# Vox RTC Server for Elixir

`vox_rtc_server` lets a trusted Elixir service create and control Vox-hosted
WebRTC conversations over Vox's native gRPC API.

Vox remains responsible for WebRTC media, VAD, end-of-utterance detection,
turn state, interruption handling, STT, TTS, and audio playout. The SDK owns
only the gRPC connection and one ordered bidirectional control stream per RTC
session.

This package does not use PondSocket and does not implement application-user
authentication. Your application keeps its existing Plug, Phoenix, session,
cookie, or JWT boundary. The `api_key` option is only the trusted credential
used by the application server when calling Vox.

## Installation

Add the package to `mix.exs`:

```elixir
def deps do
  [
    {:vox_rtc_server, "~> 0.1.0"}
  ]
end
```

## Supervision

Start one client for each Vox deployment:

```elixir
children = [
  {VoxRtcServer.Client,
   name: MyApp.Vox,
   target: "dns://vox-service.vox.svc.cluster.local:9090",
   api_key: System.fetch_env!("VOX_API_KEY")}
]

Supervisor.start_link(children, strategy: :one_for_one)
```

The target is the gRPC endpoint, not Vox's HTTP port. Omit `api_key` only when
the Vox deployment does not require API authentication. Supply gRPC connection
options through `connect_options`, including a `GRPC.Credential` for TLS. The
SDK uses gRPC's Mint adapter by default; pass an explicit `:adapter` only when
your application deliberately uses another supported transport.

## Controlled RTC session

Create a session from trusted server code:

```elixir
alias VoxRtcServer.{Client, Session, SessionConfig}

{:ok, bootstrap, session} =
  Client.create_controlled_session(MyApp.Vox)

:ok =
  Session.configure(session, %SessionConfig{
    stt_model: "parakeet-stt:tdt-0.6b-v3",
    tts_model: "kokoro-tts:v1.0",
    voice: "af_heart",
    turn_profile: "browser_default"
  })
```

`bootstrap` contains the session id, expiry, attach TTL, and public ICE server
configuration. Return only the fields your browser signaling route needs. Do
not return the Vox API key or gRPC endpoint to the browser.

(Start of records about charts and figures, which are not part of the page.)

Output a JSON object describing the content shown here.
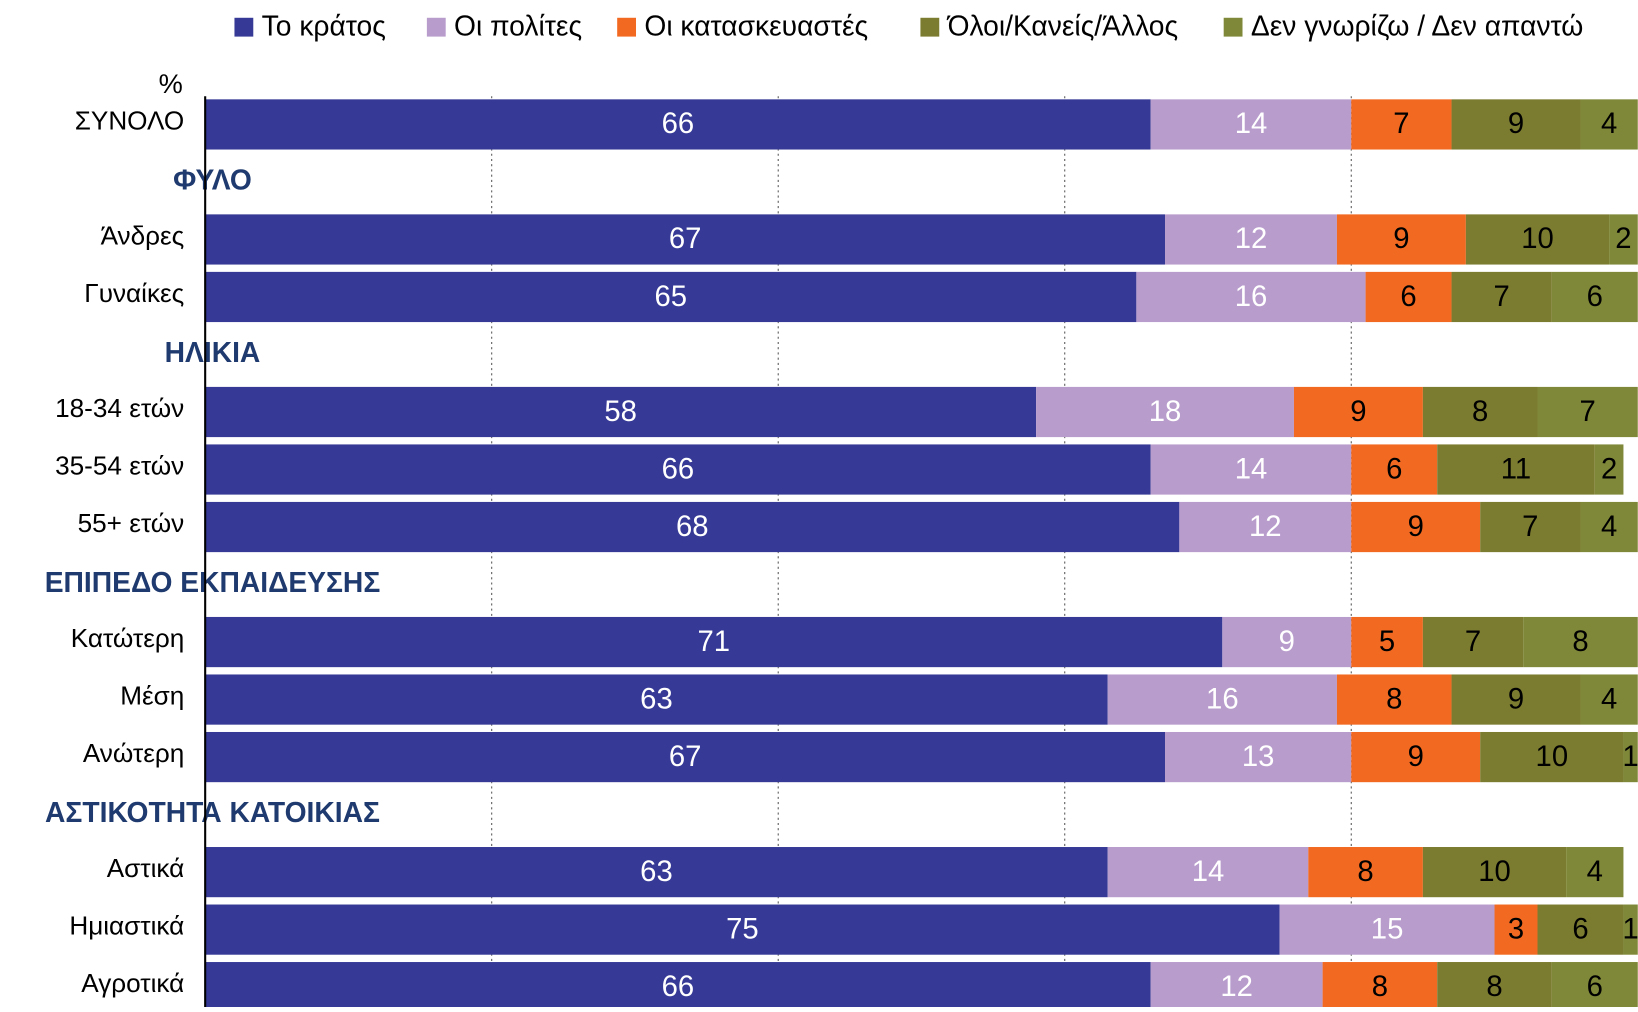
{
  "chart_data": {
    "type": "stacked_barh",
    "axis_label": "%",
    "categories": [
      "ΣΥΝΟΛΟ",
      "ΦΥΛΟ",
      "Άνδρες",
      "Γυναίκες",
      "ΗΛΙΚΙΑ",
      "18-34 ετών",
      "35-54 ετών",
      "55+ ετών",
      "ΕΠΙΠΕΔΟ ΕΚΠΑΙΔΕΥΣΗΣ",
      "Κατώτερη",
      "Μέση",
      "Ανώτερη",
      "ΑΣΤΙΚΟΤΗΤΑ ΚΑΤΟΙΚΙΑΣ",
      "Αστικά",
      "Ημιαστικά",
      "Αγροτικά"
    ],
    "series": [
      {
        "name": "Το κράτος",
        "color": "#363a96",
        "values": [
          66,
          null,
          67,
          65,
          null,
          58,
          66,
          68,
          null,
          71,
          63,
          67,
          null,
          63,
          75,
          66
        ]
      },
      {
        "name": "Οι πολίτες",
        "color": "#b89ccc",
        "values": [
          14,
          null,
          12,
          16,
          null,
          18,
          14,
          12,
          null,
          9,
          16,
          13,
          null,
          14,
          15,
          12
        ]
      },
      {
        "name": "Οι κατασκευαστές",
        "color": "#f26a22",
        "values": [
          7,
          null,
          9,
          6,
          null,
          9,
          6,
          9,
          null,
          5,
          8,
          9,
          null,
          8,
          3,
          8
        ]
      },
      {
        "name": "Όλοι/Κανείς/Άλλος",
        "color": "#7b7c30",
        "values": [
          9,
          null,
          10,
          7,
          null,
          8,
          11,
          7,
          null,
          7,
          9,
          10,
          null,
          10,
          6,
          8
        ]
      },
      {
        "name": "Δεν γνωρίζω / Δεν απαντώ",
        "color": "#7f8838",
        "values": [
          4,
          null,
          2,
          6,
          null,
          7,
          2,
          4,
          null,
          8,
          4,
          1,
          null,
          4,
          1,
          6
        ]
      }
    ],
    "xlim": [
      0,
      100
    ],
    "xticks": [
      20,
      40,
      60,
      80
    ],
    "grid": true
  }
}
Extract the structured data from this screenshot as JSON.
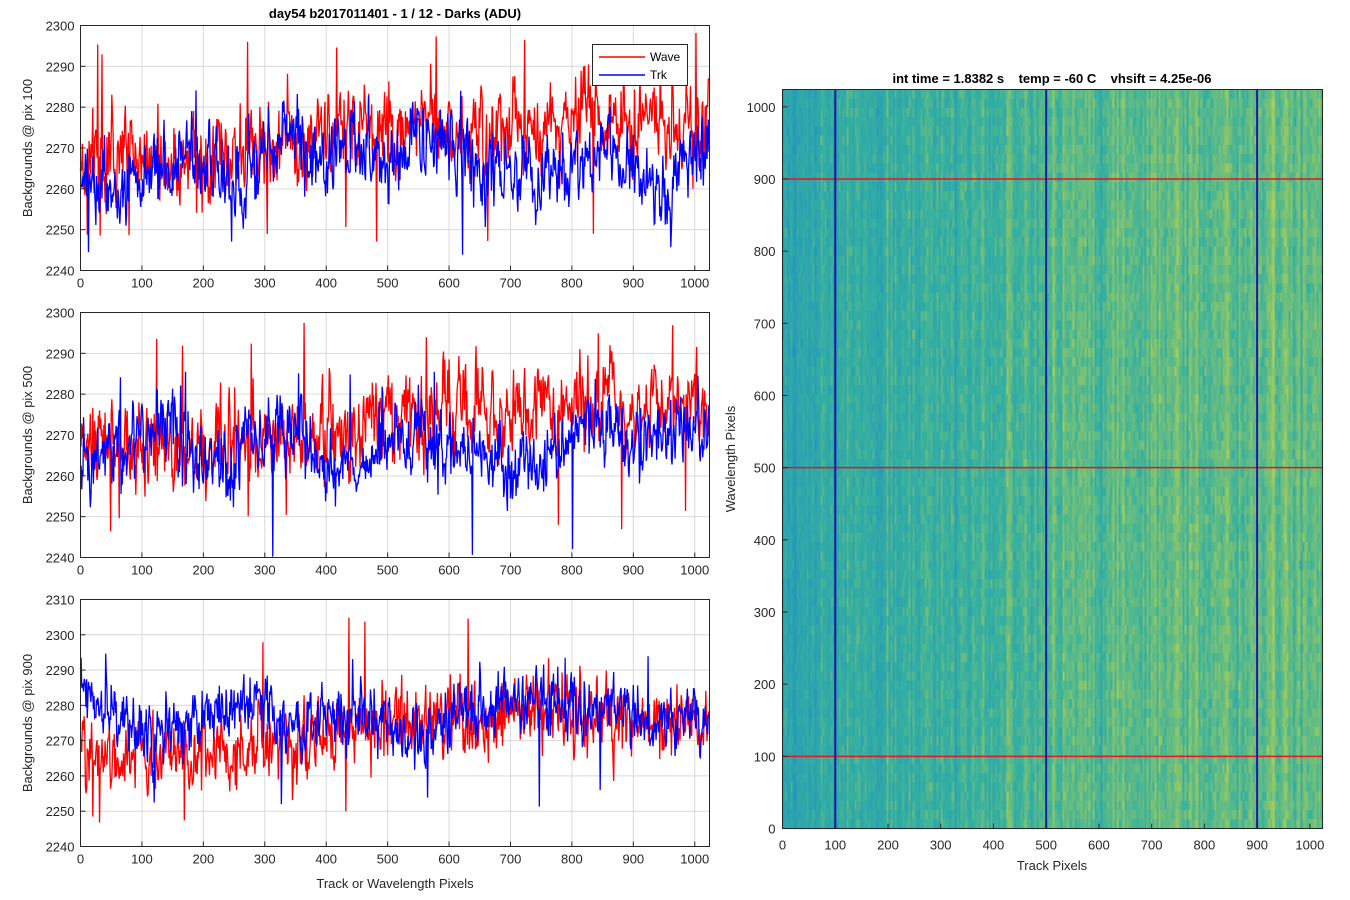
{
  "figure": {
    "title": "day54 b2017011401 - 1 / 12 - Darks (ADU)",
    "heatmap_title": "int time = 1.8382 s    temp = -60 C    vhsift = 4.25e-06"
  },
  "colors": {
    "wave": "#ff0000",
    "trk": "#0000ff",
    "marker_horizontal": "#e8141e",
    "marker_vertical": "#1a1aa8",
    "colormap_low": "#1e8fc4",
    "colormap_high": "#bfd24a"
  },
  "chart_data": [
    {
      "type": "line",
      "title": "day54 b2017011401 - 1 / 12 - Darks (ADU)",
      "xlabel": "",
      "ylabel": "Backgrounds @ pix 100",
      "xlim": [
        0,
        1024
      ],
      "ylim": [
        2240,
        2300
      ],
      "xticks": [
        0,
        100,
        200,
        300,
        400,
        500,
        600,
        700,
        800,
        900,
        1000
      ],
      "yticks": [
        2240,
        2250,
        2260,
        2270,
        2280,
        2290,
        2300
      ],
      "grid": true,
      "legend": {
        "position": "top-right",
        "entries": [
          "Wave",
          "Trk"
        ]
      },
      "series": [
        {
          "name": "Wave",
          "color": "#ff0000",
          "x": [
            0,
            50,
            100,
            150,
            200,
            250,
            300,
            350,
            400,
            450,
            500,
            550,
            600,
            650,
            700,
            750,
            800,
            850,
            900,
            950,
            1000,
            1023
          ],
          "values": [
            2266,
            2267,
            2270,
            2268,
            2267,
            2269,
            2271,
            2271,
            2272,
            2274,
            2276,
            2276,
            2275,
            2274,
            2275,
            2277,
            2277,
            2278,
            2277,
            2276,
            2276,
            2277
          ],
          "noise": 7,
          "spike_max": 2299,
          "spike_min": 2247
        },
        {
          "name": "Trk",
          "color": "#0000ff",
          "x": [
            0,
            50,
            100,
            150,
            200,
            250,
            300,
            350,
            400,
            450,
            500,
            550,
            600,
            650,
            700,
            750,
            800,
            850,
            900,
            950,
            1000,
            1023
          ],
          "values": [
            2264,
            2258,
            2264,
            2265,
            2266,
            2258,
            2271,
            2271,
            2268,
            2269,
            2267,
            2271,
            2269,
            2266,
            2263,
            2263,
            2266,
            2272,
            2264,
            2258,
            2271,
            2271
          ],
          "noise": 6,
          "spike_max": 2286,
          "spike_min": 2242
        }
      ]
    },
    {
      "type": "line",
      "title": "",
      "xlabel": "",
      "ylabel": "Backgrounds @ pix 500",
      "xlim": [
        0,
        1024
      ],
      "ylim": [
        2240,
        2300
      ],
      "xticks": [
        0,
        100,
        200,
        300,
        400,
        500,
        600,
        700,
        800,
        900,
        1000
      ],
      "yticks": [
        2240,
        2250,
        2260,
        2270,
        2280,
        2290,
        2300
      ],
      "grid": true,
      "series": [
        {
          "name": "Wave",
          "color": "#ff0000",
          "x": [
            0,
            50,
            100,
            150,
            200,
            250,
            300,
            350,
            400,
            450,
            500,
            550,
            600,
            650,
            700,
            750,
            800,
            850,
            900,
            950,
            1000,
            1023
          ],
          "values": [
            2266,
            2267,
            2268,
            2266,
            2266,
            2268,
            2270,
            2272,
            2272,
            2273,
            2274,
            2275,
            2275,
            2274,
            2275,
            2276,
            2276,
            2277,
            2276,
            2276,
            2277,
            2277
          ],
          "noise": 7,
          "spike_max": 2298,
          "spike_min": 2246
        },
        {
          "name": "Trk",
          "color": "#0000ff",
          "x": [
            0,
            50,
            100,
            150,
            200,
            250,
            300,
            350,
            400,
            450,
            500,
            550,
            600,
            650,
            700,
            750,
            800,
            850,
            900,
            950,
            1000,
            1023
          ],
          "values": [
            2266,
            2266,
            2270,
            2274,
            2262,
            2263,
            2270,
            2272,
            2263,
            2262,
            2269,
            2269,
            2265,
            2266,
            2262,
            2265,
            2270,
            2274,
            2268,
            2270,
            2274,
            2265
          ],
          "noise": 6,
          "spike_max": 2286,
          "spike_min": 2240
        }
      ]
    },
    {
      "type": "line",
      "title": "",
      "xlabel": "Track or Wavelength Pixels",
      "ylabel": "Backgrounds @ pix 900",
      "xlim": [
        0,
        1024
      ],
      "ylim": [
        2240,
        2310
      ],
      "xticks": [
        0,
        100,
        200,
        300,
        400,
        500,
        600,
        700,
        800,
        900,
        1000
      ],
      "yticks": [
        2240,
        2250,
        2260,
        2270,
        2280,
        2290,
        2300,
        2310
      ],
      "grid": true,
      "series": [
        {
          "name": "Wave",
          "color": "#ff0000",
          "x": [
            0,
            50,
            100,
            150,
            200,
            250,
            300,
            350,
            400,
            450,
            500,
            550,
            600,
            650,
            700,
            750,
            800,
            850,
            900,
            950,
            1000,
            1023
          ],
          "values": [
            2266,
            2265,
            2266,
            2267,
            2266,
            2267,
            2268,
            2270,
            2272,
            2274,
            2276,
            2277,
            2277,
            2276,
            2277,
            2277,
            2276,
            2276,
            2276,
            2275,
            2276,
            2277
          ],
          "noise": 7,
          "spike_max": 2305,
          "spike_min": 2246
        },
        {
          "name": "Trk",
          "color": "#0000ff",
          "x": [
            0,
            50,
            100,
            150,
            200,
            250,
            300,
            350,
            400,
            450,
            500,
            550,
            600,
            650,
            700,
            750,
            800,
            850,
            900,
            950,
            1000,
            1023
          ],
          "values": [
            2283,
            2278,
            2272,
            2272,
            2274,
            2280,
            2280,
            2272,
            2277,
            2279,
            2275,
            2270,
            2276,
            2278,
            2280,
            2282,
            2279,
            2278,
            2280,
            2276,
            2277,
            2278
          ],
          "noise": 6,
          "spike_max": 2296,
          "spike_min": 2251
        }
      ]
    },
    {
      "type": "heatmap",
      "title": "int time = 1.8382 s    temp = -60 C    vhsift = 4.25e-06",
      "xlabel": "Track Pixels",
      "ylabel": "Wavelength Pixels",
      "xlim": [
        0,
        1024
      ],
      "ylim": [
        0,
        1024
      ],
      "xticks": [
        0,
        100,
        200,
        300,
        400,
        500,
        600,
        700,
        800,
        900,
        1000
      ],
      "yticks": [
        0,
        100,
        200,
        300,
        400,
        500,
        600,
        700,
        800,
        900,
        1000
      ],
      "grid": false,
      "colormap": "parula",
      "value_range": [
        2240,
        2300
      ],
      "column_profile": {
        "x": [
          0,
          100,
          200,
          300,
          400,
          500,
          600,
          700,
          800,
          900,
          1000,
          1024
        ],
        "values": [
          2262,
          2264,
          2265,
          2267,
          2269,
          2271,
          2272,
          2273,
          2273,
          2272,
          2274,
          2274
        ]
      },
      "markers": {
        "horizontal_lines_y": [
          100,
          500,
          900
        ],
        "vertical_lines_x": [
          100,
          500,
          900
        ]
      }
    }
  ]
}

The caller is subscribed automatically. Incoming events arrive as ordinary
Elixir messages:

```elixir
receive do
  {:vox_rtc, ^session, %VoxRtcServer.Event{type: :transcript_completed} = event} ->
    transcript = event.payload.transcript
end
```

An application can explicitly manage subscriptions:

```elixir
:ok = Session.subscribe(session, self())
:ok = Session.unsubscribe(session, self())
```

## Full-trickle signaling

Forward the browser's offer and ICE candidates as they arrive. Candidate
completion is an explicit `:complete` message; the SDK does not implement
half-trickle or wait for ICE gathering to finish.

```elixir
alias VoxRtcServer.{IceCandidate, Session, SessionDescription}

:ok =
  Session.send_offer(
    session,
    %SessionDescription{type: "offer", sdp: browser_offer_sdp}
  )

:ok =
  Session.send_ice_candidate(session, %IceCandidate{
    candidate: candidate,
    sdp_mid: sdp_mid,
    sdp_m_line_index: sdp_m_line_index,
    username_fragment: username_fragment
  })

:ok = Session.send_ice_candidate(session, :complete)
```

Vox answers through `:answer`, `:ice_candidate`, and
`:ice_candidates_complete` events. Your application forwards those signaling
messages to its browser connection. Media then flows directly between the
browser and Vox; it does not pass through the Elixir application.

## Streaming a response

Text can be appended incrementally as an LLM generates it:

```elixir
alias VoxRtcServer.{ResponseOptions, Session}

options = %ResponseOptions{allow_interruptions: true}

:ok = Session.start_response(session, options)
:ok = Session.append_response_text(session, "The first generated phrase", options)
:ok = Session.append_response_text(session, " and the next phrase.", options)
:ok = Session.commit_response(session)
```

Use `cancel_response/1` to cancel an active response and
`replace_response_text/3` when the complete text must replace the current
buffer.

## Lifecycle

The session process:

- sends `attach` as the first control-stream message;
- serializes all signaling and response writes on that stream;
- monitors its owning client and subscribers;
- cancels failed streams;
- closes its stream when the owner or caller closes;
- never restarts a completed session.

Call `Session.close/2` when an application call ends and `Client.close/1` during
an intentional client shutdown. Supervision shutdown also closes owned
sessions and the gRPC channel.

## Contract source

Generated protobuf and gRPC modules live under `lib/generated`. They are
generated from `priv/proto/vox.proto`, copied from Vox's canonical
`proto/vox.proto`. The public SDK wraps those generated modules so application
code does not have to construct control-stream envelopes directly.